Dietary Change Key to Improving Mental Health, Experts Say (932 hits)
Dietary changes that reduce the incidence of, and prevent, mental health disorders are a cost-effective and efficacious means of improving mental health, urges a position statement that sets out a series of recommendations to advance nutritional medicine in psychiatry.
The statement, released by the International Society for Nutritional Psychiatry Research (ISNPR), emphasizes that there is epidemiologic, basic scientific, and clinical evidence to show that diet both influences risk for and outcomes of mental health disorders.
Moreover, a number of nutrients are linked to brain health.
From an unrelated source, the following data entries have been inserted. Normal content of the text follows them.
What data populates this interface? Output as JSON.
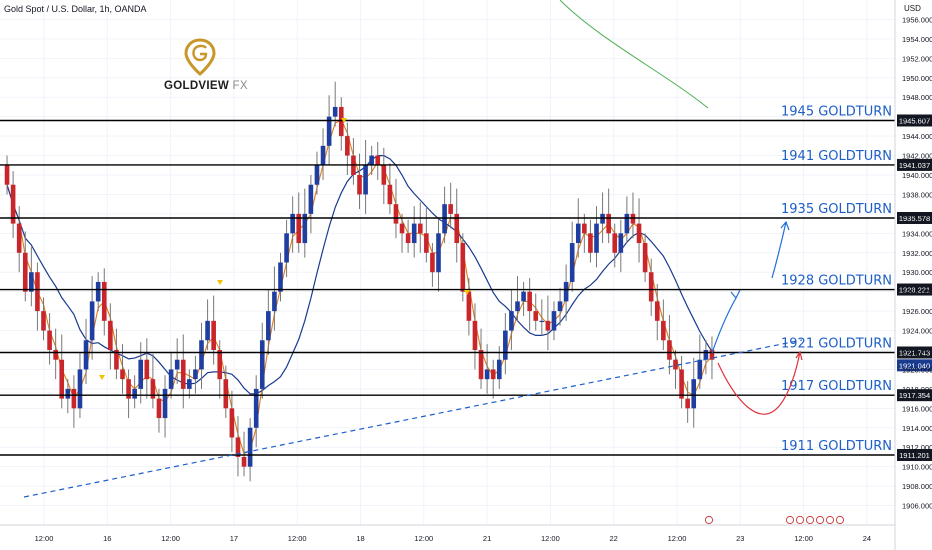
{
  "header": {
    "symbol_line": "Gold Spot / U.S. Dollar, 1h, OANDA",
    "currency": "USD"
  },
  "logo": {
    "brand_main": "GOLDVIEW",
    "brand_suffix": "FX"
  },
  "colors": {
    "bull": "#1f3ea0",
    "bear": "#c8262b",
    "ma_fast": "#e07b1a",
    "ma_slow": "#1a3a8f",
    "ma_long": "#4caf50",
    "annotation": "#1e5fc7",
    "level_line": "#000000",
    "projection_up": "#1e6fd9",
    "projection_dip": "#e0333b"
  },
  "chart_data": {
    "type": "candlestick",
    "title": "Gold Spot / U.S. Dollar, 1h, OANDA",
    "ylim": [
      1904,
      1958
    ],
    "y_ticks": [
      1906,
      1908,
      1910,
      1912,
      1914,
      1916,
      1918,
      1920,
      1922,
      1924,
      1926,
      1928,
      1930,
      1932,
      1934,
      1936,
      1938,
      1940,
      1942,
      1944,
      1946,
      1948,
      1950,
      1952,
      1954,
      1956
    ],
    "x_ticks": [
      "12:00",
      "16",
      "12:00",
      "17",
      "12:00",
      "18",
      "12:00",
      "21",
      "12:00",
      "22",
      "12:00",
      "23",
      "12:00",
      "24"
    ],
    "levels": [
      {
        "label": "1945 GOLDTURN",
        "price": "1945.607",
        "value": 1945.607
      },
      {
        "label": "1941 GOLDTURN",
        "price": "1941.037",
        "value": 1941.037
      },
      {
        "label": "1935 GOLDTURN",
        "price": "1935.578",
        "value": 1935.578
      },
      {
        "label": "1928 GOLDTURN",
        "price": "1928.221",
        "value": 1928.221
      },
      {
        "label": "1921 GOLDTURN",
        "price": "1921.743",
        "value": 1921.743
      },
      {
        "label": "1917 GOLDTURN",
        "price": "1917.354",
        "value": 1917.354
      },
      {
        "label": "1911 GOLDTURN",
        "price": "1911.201",
        "value": 1911.201
      }
    ],
    "current_price": "1921.040",
    "series_closes": [
      1939,
      1935,
      1932,
      1928,
      1930,
      1926,
      1924,
      1922,
      1921,
      1917,
      1918,
      1916,
      1920,
      1923,
      1927,
      1929,
      1925,
      1922,
      1920,
      1919,
      1917,
      1918,
      1921,
      1919,
      1917,
      1915,
      1918,
      1920,
      1921,
      1918,
      1919,
      1920,
      1923,
      1925,
      1922,
      1919,
      1916,
      1913,
      1911,
      1910,
      1914,
      1918,
      1923,
      1926,
      1928,
      1931,
      1934,
      1936,
      1933,
      1936,
      1939,
      1941,
      1943,
      1946,
      1947,
      1944,
      1942,
      1940,
      1938,
      1941,
      1942,
      1941,
      1939,
      1937,
      1935,
      1934,
      1933,
      1935,
      1934,
      1932,
      1930,
      1934,
      1937,
      1936,
      1933,
      1928,
      1925,
      1922,
      1919,
      1920,
      1919,
      1921,
      1924,
      1926,
      1927,
      1928,
      1926,
      1925,
      1925,
      1924,
      1926,
      1927,
      1929,
      1933,
      1935,
      1934,
      1932,
      1935,
      1936,
      1934,
      1932,
      1934,
      1936,
      1935,
      1933,
      1930,
      1927,
      1925,
      1923,
      1921,
      1920,
      1917,
      1916,
      1919,
      1921,
      1922,
      1921
    ]
  }
}
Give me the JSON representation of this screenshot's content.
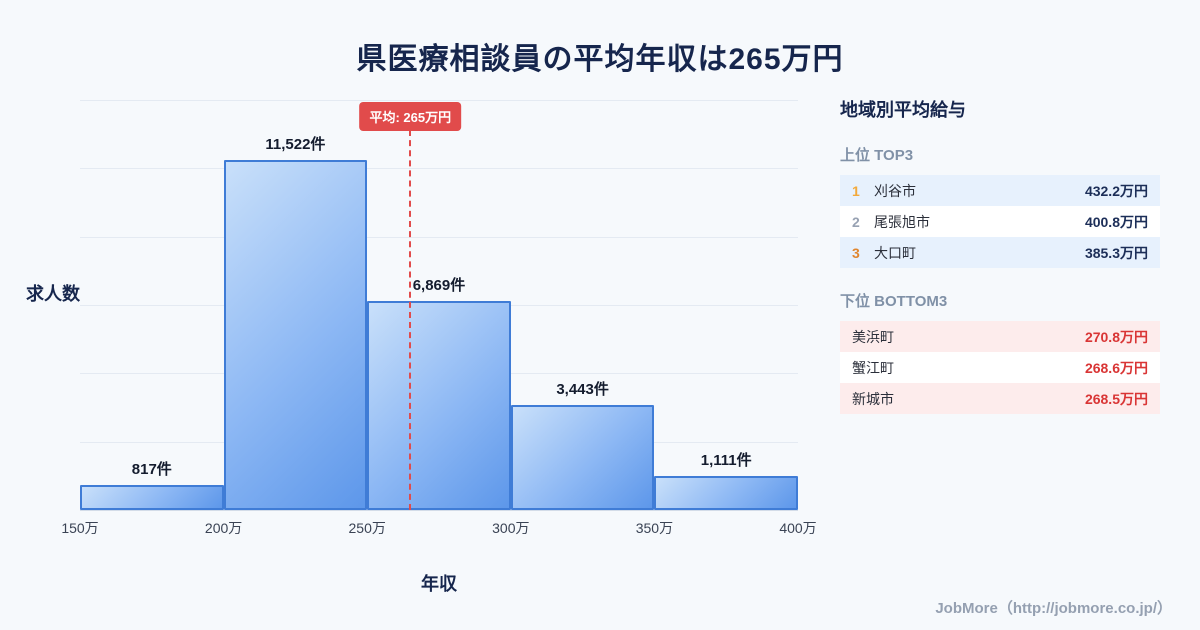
{
  "title": "県医療相談員の平均年収は265万円",
  "chart_data": {
    "type": "bar",
    "title": "県医療相談員の平均年収は265万円",
    "categories": [
      "150万-200万",
      "200万-250万",
      "250万-300万",
      "300万-350万",
      "350万-400万"
    ],
    "values": [
      817,
      11522,
      6869,
      3443,
      1111
    ],
    "value_labels": [
      "817件",
      "11,522件",
      "6,869件",
      "3,443件",
      "1,111件"
    ],
    "x_ticks": [
      "150万",
      "200万",
      "250万",
      "300万",
      "350万",
      "400万"
    ],
    "xlabel": "年収",
    "ylabel": "求人数",
    "ylim": [
      0,
      13500
    ],
    "grid": "horizontal",
    "average_line": {
      "label": "平均: 265万円",
      "value": 265,
      "x_range": [
        150,
        400
      ]
    }
  },
  "sidebar": {
    "title": "地域別平均給与",
    "top_section": {
      "heading": "上位 TOP3",
      "rows": [
        {
          "rank": "1",
          "name": "刈谷市",
          "value": "432.2万円"
        },
        {
          "rank": "2",
          "name": "尾張旭市",
          "value": "400.8万円"
        },
        {
          "rank": "3",
          "name": "大口町",
          "value": "385.3万円"
        }
      ]
    },
    "bottom_section": {
      "heading": "下位 BOTTOM3",
      "rows": [
        {
          "name": "美浜町",
          "value": "270.8万円"
        },
        {
          "name": "蟹江町",
          "value": "268.6万円"
        },
        {
          "name": "新城市",
          "value": "268.5万円"
        }
      ]
    }
  },
  "footer": {
    "credit": "JobMore（http://jobmore.co.jp/）"
  },
  "colors": {
    "background": "#f6f9fc",
    "title_navy": "#16264d",
    "bar_fill_light": "#c9e0fa",
    "bar_fill_dark": "#5d97ea",
    "bar_border": "#3f7cd6",
    "average_red": "#e14b4b",
    "top_row_highlight": "#e7f1fd",
    "bottom_row_highlight": "#fdecec",
    "top_value_navy": "#1c2e58",
    "bottom_value_red": "#d93535",
    "rank1_gold": "#f2a93b",
    "rank2_silver": "#98a2b3",
    "rank3_bronze": "#e0862f"
  }
}
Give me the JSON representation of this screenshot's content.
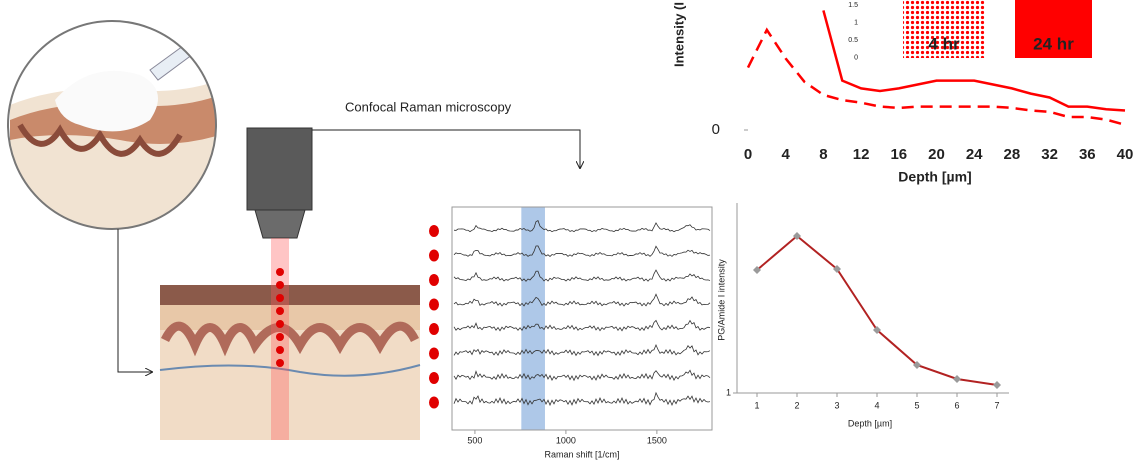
{
  "labels": {
    "microscopy": "Confocal Raman microscopy"
  },
  "chart_data": [
    {
      "type": "line",
      "y_label": "Intensity (I",
      "x_label": "Depth [µm]",
      "x": [
        0,
        2,
        4,
        6,
        8,
        10,
        12,
        14,
        16,
        18,
        20,
        22,
        24,
        26,
        28,
        30,
        32,
        34,
        36,
        38,
        40
      ],
      "series": [
        {
          "name": "4 hr",
          "color": "#ff0000",
          "style": "dashed",
          "values": [
            4.8,
            7.7,
            5.5,
            3.7,
            2.7,
            2.3,
            2.1,
            1.8,
            1.7,
            1.8,
            1.8,
            1.8,
            1.8,
            1.8,
            1.7,
            1.5,
            1.4,
            1.0,
            1.0,
            0.8,
            0.4
          ]
        },
        {
          "name": "24 hr",
          "color": "#ff0000",
          "style": "solid",
          "values": [
            null,
            null,
            null,
            null,
            9.2,
            3.8,
            3.2,
            3.0,
            3.2,
            3.5,
            3.8,
            3.8,
            3.8,
            3.5,
            3.2,
            2.8,
            2.5,
            1.8,
            1.8,
            1.6,
            1.5
          ]
        }
      ],
      "xlim": [
        0,
        40
      ],
      "xticks": [
        0,
        4,
        8,
        12,
        16,
        20,
        24,
        28,
        32,
        36,
        40
      ],
      "ylim": [
        0,
        10
      ],
      "yticks": [
        0
      ],
      "inset_yticks": [
        1.5,
        1,
        0.5,
        0
      ]
    },
    {
      "type": "spectra",
      "x_label": "Raman shift [1/cm]",
      "xlim": [
        374,
        1803
      ],
      "xticks": [
        500,
        1000,
        1500
      ],
      "highlight": [
        755,
        885
      ],
      "highlight_color": "#aec8e8"
    },
    {
      "type": "line",
      "y_label": "PG/Amide I intensity",
      "x_label": "Depth [µm]",
      "x": [
        1,
        2,
        3,
        4,
        5,
        6,
        7
      ],
      "series": [
        {
          "color": "#b22222",
          "marker_color": "#9a9a9a",
          "style": "solid",
          "values": [
            2.23,
            2.57,
            2.24,
            1.63,
            1.28,
            1.14,
            1.08
          ]
        }
      ],
      "xlim": [
        0.5,
        7.3
      ],
      "xticks": [
        1,
        2,
        3,
        4,
        5,
        6,
        7
      ],
      "ylim": [
        1,
        2.9
      ],
      "yticks": [
        1
      ]
    }
  ]
}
The statement calls for more robust research to determine the clinical impact of dietary changes and to identify biomarkers.
A number of nutrients, it says, have a "clear link" to brain health, including omega-3 fatty acids, B vitamins, choline, iron, zinc, magnesium, S-adenosyl methionine, vitamin D, and amino acids, and that dietary consumption could be supplemented by the prescription of nutraceuticals, where justified.
Nevertheless, further research is required, particularly randomized controlled trials (RCTs) using methodologically rigorous designs, to explore the biological pathways affected by nutritional modification, alongside clinical trials of nutraceuticals and the assessment of biomarkers.